The server control panel and the hosting service's client panel can be a single entity.

You can try proxy. Perhaps, somewhere, a request to your site for a domain has been "resolving" for a long time.


Do as advised above, you can wait for some more time. Most likely, your Internet service provider has the problem. You can call technical support and consult. The administration should work 24/7. In the future, it is better never to use another company for DNS hosting. It is optimal to use either a registrar or a hoster. another company's dns hoster may be needed only in certain situations.


In a nutshell and without deciphering abbreviations and Wiki links, DNS is a technology that allows you to write site names in a human—readable language in the browser search bar, and the browser to find the desired web site and display it.
DNS is engaged in converting site names — domain names that are entered into the browser search bar into the IP addresses of specific servers. If there were no DNS, you would have to remember the IP addresses of the resources you need and enter them manually into the browser.
Well, we figured out the general principle of operation, but the question arises: where does DNS get information from? There are millions of sites, where is all this information stored?

Information about domains and their connections to IP addresses are located in a distributed database that is stored on DNS servers that form a hierarchy. DNS uses a TCP/IP stack, TCP or UDP port 53 to work.
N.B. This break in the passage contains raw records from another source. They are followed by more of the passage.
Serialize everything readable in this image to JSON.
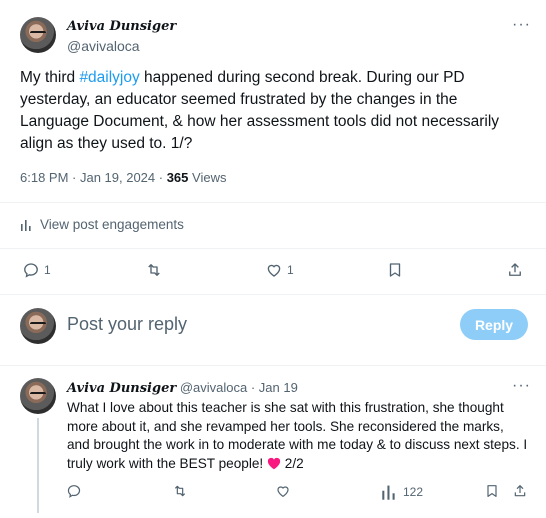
{
  "main_post": {
    "author_name": "Aviva Dunsiger",
    "handle": "@avivaloca",
    "text_before": "My third ",
    "hashtag": "#dailyjoy",
    "text_after": " happened during second break. During our PD yesterday, an educator seemed frustrated by the changes in the Language Document, & how her assessment tools did not necessarily align as they used to. 1/?",
    "timestamp": "6:18 PM · Jan 19, 2024 · ",
    "views_count": "365",
    "views_label": "Views",
    "engagements_label": "View post engagements",
    "reply_count": "1",
    "like_count": "1"
  },
  "composer": {
    "placeholder": "Post your reply",
    "reply_button": "Reply"
  },
  "reply_post": {
    "author_name": "Aviva Dunsiger",
    "handle": "@avivaloca",
    "separator": " · ",
    "date": "Jan 19",
    "text": "What I love about this teacher is she sat with this frustration, she thought more about it, and she revamped her tools. She reconsidered the marks, and brought the work in to moderate with me today & to discuss next steps. I truly work with the BEST people!",
    "suffix": "2/2",
    "views_count": "122"
  },
  "colors": {
    "accent": "#1d9bf0",
    "reply_button_bg": "#8ecdf8",
    "heart": "#f91880",
    "muted": "#536471"
  },
  "icons": [
    "more-icon",
    "analytics-icon",
    "reply-icon",
    "repost-icon",
    "like-icon",
    "bookmark-icon",
    "share-icon",
    "heart-emoji-icon"
  ]
}
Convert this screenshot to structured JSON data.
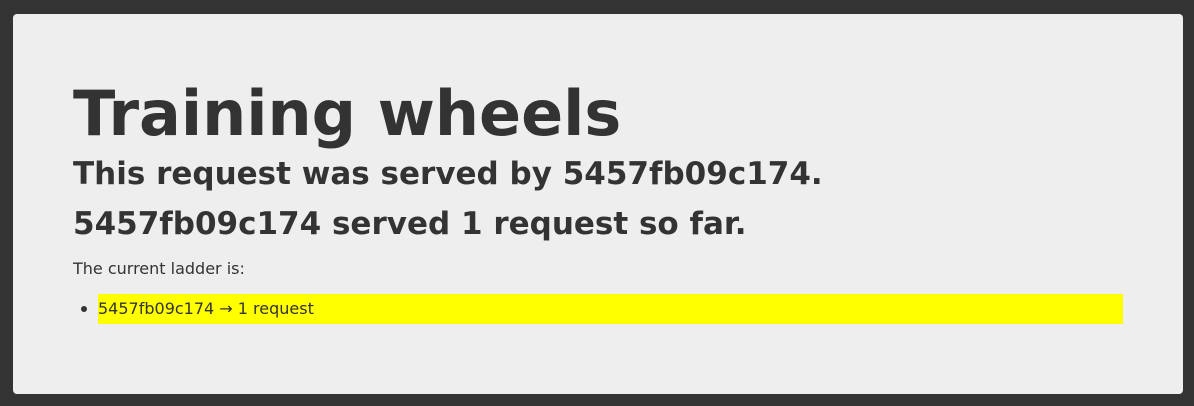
{
  "page": {
    "title": "Training wheels",
    "served_by_line": "This request was served by 5457fb09c174.",
    "count_line": "5457fb09c174 served 1 request so far.",
    "ladder_intro": "The current ladder is:"
  },
  "ladder": [
    {
      "text": "5457fb09c174 → 1 request",
      "highlight_color": "#ffff00"
    }
  ],
  "colors": {
    "outer_background": "#333333",
    "card_background": "#eeeeee",
    "text": "#333333",
    "highlight": "#ffff00"
  }
}
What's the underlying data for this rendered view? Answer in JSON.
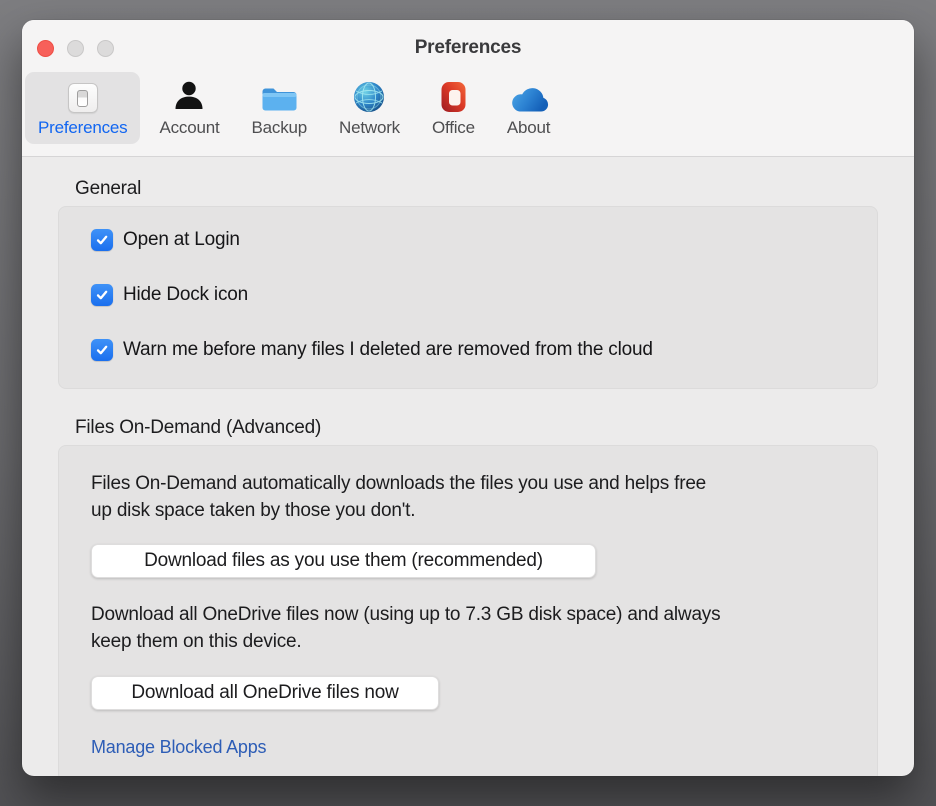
{
  "window": {
    "title": "Preferences"
  },
  "toolbar": {
    "tabs": [
      {
        "label": "Preferences",
        "icon": "switch-icon",
        "selected": true
      },
      {
        "label": "Account",
        "icon": "person-icon",
        "selected": false
      },
      {
        "label": "Backup",
        "icon": "folder-icon",
        "selected": false
      },
      {
        "label": "Network",
        "icon": "globe-icon",
        "selected": false
      },
      {
        "label": "Office",
        "icon": "office-logo-icon",
        "selected": false
      },
      {
        "label": "About",
        "icon": "onedrive-cloud-icon",
        "selected": false
      }
    ]
  },
  "general": {
    "heading": "General",
    "checkboxes": [
      {
        "label": "Open at Login",
        "checked": true
      },
      {
        "label": "Hide Dock icon",
        "checked": true
      },
      {
        "label": "Warn me before many files I deleted are removed from the cloud",
        "checked": true
      }
    ]
  },
  "files_on_demand": {
    "heading": "Files On-Demand (Advanced)",
    "description_line1": "Files On-Demand automatically downloads the files you use and helps free",
    "description_line2": "up disk space taken by those you don't.",
    "download_as_used_button": "Download files as you use them (recommended)",
    "download_all_line1": "Download all OneDrive files now (using up to 7.3 GB disk space) and always",
    "download_all_line2": "keep them on this device.",
    "download_all_button": "Download all OneDrive files now",
    "manage_blocked_apps_link": "Manage Blocked Apps"
  },
  "colors": {
    "accent_checkbox_blue": "#1d76f3",
    "selected_tab_text_blue": "#1266f1",
    "link_blue": "#2d5db6",
    "close_button_red": "#f7605a"
  }
}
DNS server is a combined concept that implies software that is responsible for processing a DNS query and the "iron server" itself.

When you enter a query in the browser search bar, for example, dnray.com — the browser will first check for the presence of a DNS record on your local computer in the hosts file, if there is no desired address, the request is sent further to the local DNS server of the user's Internet provider, if there is no record there, the request goes higher to the geographical servers zones.
As soon as the necessary DNS record is found, the browser receives the IP address to which it sends the request.
A web page comes in response. Graphically , this process can be depicted as follows:

It turns out that the DNS query rises from the local data stores to the top level, which is faster than making a request first to the root DNS server and going down.
In addition, there is a nuance — it is not the browser that polls the DNS servers of the second, upper and root levels, but the local DNS server - resolver.
Resolver finds domain information, returns it to the browser and writes the data to the cache for 24 hours. It is from here that the DNS records update time can take up to 24 hours. But this is a very useful action, because the next time you access this site, resolver will simply return data from the cache and the site will load faster.
By the way, the history of the hosts file is quite interesting. Previously, this was the only way not to remember IP addresses. Now the hosts file is mostly a historical vestige, which is used, perhaps, only for testing and development purposes.